# Teich mit Chlor(tabletten) reinigen?



## dönerjero (7. Sep. 2020)

Moin!

Im Anhang seht ihr ein Bild von der Front meines Teiches, er ist ca. 25mx7m (175m^2) und komplett mit __ Schilf zugewuchert. Weiterhin ist ne Menge Faulschlamm am Boden. Er ist einfach nur nen Loch im Boden, Wasserstand durch Grundwasser, und besitzt keine Geräte die irgendwas an ihm machen.
Der Teich dient meinem Hund zum Baden und würde ihn gerne so herrichten, dass man es auch als Mensch aushält. 
Da ich weder Pflanzen noch Tiere darin brauche wäre meine Idee einfach eine Chlortablette reinzuschmeißen. Klappt bei Pools doch auch super. 
Stehen keine Beete oder ähnliches in der Nähe
Wäre das möglich?


----------



## Throphol (7. Sep. 2020)

Hallo Dönerjero,

mit dem Chlor - das kannst Du vergessen. Ohne Filter und ohne Pumpen wirst Du nur *eine* Lösung finden, die Dir zu einem schwimmsauberen Teich verhilft. 

Baue ihn um, mache ihn 10 m tief und warte 3 Jahre. Zu allen anderen Möglichkeiten gibt es sehr viel zu sagen und natürlich hier auch viel zu lesen. Es gibt  tolle "Tricks", aber irgendwie aufwendig ist es doch. Oder fließt ein kristallklarer Bergbach durch Deinen Garten?  Den bräuchtest Du einfach nur umzuleiten.

Gruß Wolf


----------



## Lion (8. Sep. 2020)

hallo dönerjero,

warum willst Du Chlor im Grundwasser geben ?

eine Empfehlung, 
entferne den Schlamm aus dem Teich und dünne nach Bedarf die Pflanzen aus.
Nach wenigen Tagen wird das Wasser wieder sauber sein und Du hast einen super Naturteich
für Dich und Hund und .........
Falls Du aber lieber Chlor-Wasser bevorzugst, dann stell dir eine Wanne draußen hin.

 Léon


----------



## Ida17 (8. Sep. 2020)

Lion schrieb:


> Falls Du aber lieber Chlor-Wasser bevorzugst, dann stell dir eine Wanne draußen hin.
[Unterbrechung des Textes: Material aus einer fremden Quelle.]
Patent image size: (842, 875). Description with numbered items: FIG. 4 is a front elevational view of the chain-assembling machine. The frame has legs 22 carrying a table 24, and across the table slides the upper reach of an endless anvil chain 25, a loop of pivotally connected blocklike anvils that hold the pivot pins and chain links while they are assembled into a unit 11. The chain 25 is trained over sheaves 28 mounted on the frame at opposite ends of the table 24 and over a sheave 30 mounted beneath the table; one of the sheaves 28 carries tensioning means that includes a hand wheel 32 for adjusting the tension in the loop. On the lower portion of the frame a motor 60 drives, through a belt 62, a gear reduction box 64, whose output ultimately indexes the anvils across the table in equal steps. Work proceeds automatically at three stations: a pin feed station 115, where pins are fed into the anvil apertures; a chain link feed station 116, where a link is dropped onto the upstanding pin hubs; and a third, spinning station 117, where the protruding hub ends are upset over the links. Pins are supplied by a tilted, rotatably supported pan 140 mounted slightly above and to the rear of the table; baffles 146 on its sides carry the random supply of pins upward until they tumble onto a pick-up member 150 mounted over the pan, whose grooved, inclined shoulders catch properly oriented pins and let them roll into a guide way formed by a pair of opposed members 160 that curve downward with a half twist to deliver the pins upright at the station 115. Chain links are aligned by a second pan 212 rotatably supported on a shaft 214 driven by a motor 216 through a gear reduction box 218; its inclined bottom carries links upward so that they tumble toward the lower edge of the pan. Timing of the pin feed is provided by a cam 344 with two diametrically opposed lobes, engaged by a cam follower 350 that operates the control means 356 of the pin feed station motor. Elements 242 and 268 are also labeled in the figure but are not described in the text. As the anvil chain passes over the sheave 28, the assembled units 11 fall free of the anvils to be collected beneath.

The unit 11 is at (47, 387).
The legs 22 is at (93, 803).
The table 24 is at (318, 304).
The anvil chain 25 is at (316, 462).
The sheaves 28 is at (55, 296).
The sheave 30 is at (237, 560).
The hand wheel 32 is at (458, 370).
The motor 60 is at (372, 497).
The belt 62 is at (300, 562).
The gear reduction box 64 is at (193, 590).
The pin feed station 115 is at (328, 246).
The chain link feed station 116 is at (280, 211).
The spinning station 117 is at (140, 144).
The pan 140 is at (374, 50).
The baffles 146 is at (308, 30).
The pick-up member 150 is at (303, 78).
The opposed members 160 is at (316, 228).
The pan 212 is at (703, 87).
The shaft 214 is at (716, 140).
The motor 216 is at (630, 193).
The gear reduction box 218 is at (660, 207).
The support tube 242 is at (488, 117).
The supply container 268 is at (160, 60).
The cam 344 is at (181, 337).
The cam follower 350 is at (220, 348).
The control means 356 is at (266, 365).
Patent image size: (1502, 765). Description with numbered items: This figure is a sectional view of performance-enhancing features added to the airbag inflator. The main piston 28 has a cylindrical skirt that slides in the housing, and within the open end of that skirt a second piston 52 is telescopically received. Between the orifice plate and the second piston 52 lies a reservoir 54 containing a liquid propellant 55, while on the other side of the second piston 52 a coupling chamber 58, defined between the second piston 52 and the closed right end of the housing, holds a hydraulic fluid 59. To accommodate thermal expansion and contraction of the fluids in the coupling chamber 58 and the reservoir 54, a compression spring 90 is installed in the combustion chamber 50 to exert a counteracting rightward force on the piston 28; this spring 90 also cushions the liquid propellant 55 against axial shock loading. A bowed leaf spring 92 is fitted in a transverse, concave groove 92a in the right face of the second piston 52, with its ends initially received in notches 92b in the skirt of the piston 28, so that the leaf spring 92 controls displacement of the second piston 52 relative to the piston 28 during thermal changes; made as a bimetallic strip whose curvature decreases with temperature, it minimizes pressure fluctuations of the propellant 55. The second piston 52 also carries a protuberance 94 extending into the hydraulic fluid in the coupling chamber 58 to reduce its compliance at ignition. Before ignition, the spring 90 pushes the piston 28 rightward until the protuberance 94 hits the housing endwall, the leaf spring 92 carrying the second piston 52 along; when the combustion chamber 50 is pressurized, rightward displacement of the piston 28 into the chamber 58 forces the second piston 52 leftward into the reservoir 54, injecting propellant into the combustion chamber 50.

Danke Léon, der Gedanke kam mir auch spontan. Alternativ kann auch das Schwimmbad im nächsten Ort Abhilfe schaffen. 
Und für den Hund wäre es besser NICHT in gechlortem Wasser zu schwimmen. 

@dönerjero: Ich hoffe doch, dass diese Idee ein Scherz war? 



dönerjero schrieb:


> Da ich weder Pflanzen noch Tiere darin brauche wäre meine Idee einfach eine Chlortablette reinzuschmeißen. Klappt bei Pools doch auch super.


----------



## Knarf1969 (8. Sep. 2020)

Klingt nach der Lösung eines faulen Teichbesitzers 

da wirst du dir wohl schon die Hände und Füße schmutzig machen müssen, um das Teil sauber zu bekommen. Außerdem eines kann ich dir sagen: ich hatte früher einen Pool im Garten: in solch einen Teich müsstest du eimerweise Chlor schütten. Das verbraucht sich auch sehr stark und ist auch ziemlich teuer. Also lieber Ärmel hochkrempeln!
Liebe Grüße
Frank


----------



## lollo (8. Sep. 2020)

Throphol schrieb:


> mache ihn 10 m tief



Moin,

hast du das schon mal gemacht?


----------



## Throphol (8. Sep. 2020)

lollo schrieb:


> Moin,
> 
> hast du das schon mal gemacht?




Nein - natürlich nicht, aber dann könnte es vom Aufbau her ein natürliches Gewässer werden. Lies doch mal meine Beiträge - sind noch nicht so viele, aber sie behandeln oft dieses Thema.

Gruß
Wolf


----------



## lollo (9. Sep. 2020)

Throphol schrieb:


> Lies doch mal meine Beiträge



Moin Wolf,

ich lese alle Beiträge hier.  Du wirst aber keinen finden der sich im Reihenhausgarten einen 10 m tiefen Teich baut, findest aber unzählige Teiche
die nicht so tief sind und trotzdem stabil laufen.


----------



## Lion (9. Sep. 2020)

lollo schrieb:


> Moin Wolf,
> 
> ich lese alle Beiträge hier.  Du wirst aber keinen finden der sich im Reihenhausgarten einen 10 m tiefen Teich baut, findest aber unzählige Teiche
> die nicht so tief sind und trotzdem stabil laufen.



Lollo,
ich kenne aber keine Teiche, ob in Reihenhausgärten oder wo auch immer, die wie dänerjero das ganze
mit C h l o r behandeln oder behandeln möchten. 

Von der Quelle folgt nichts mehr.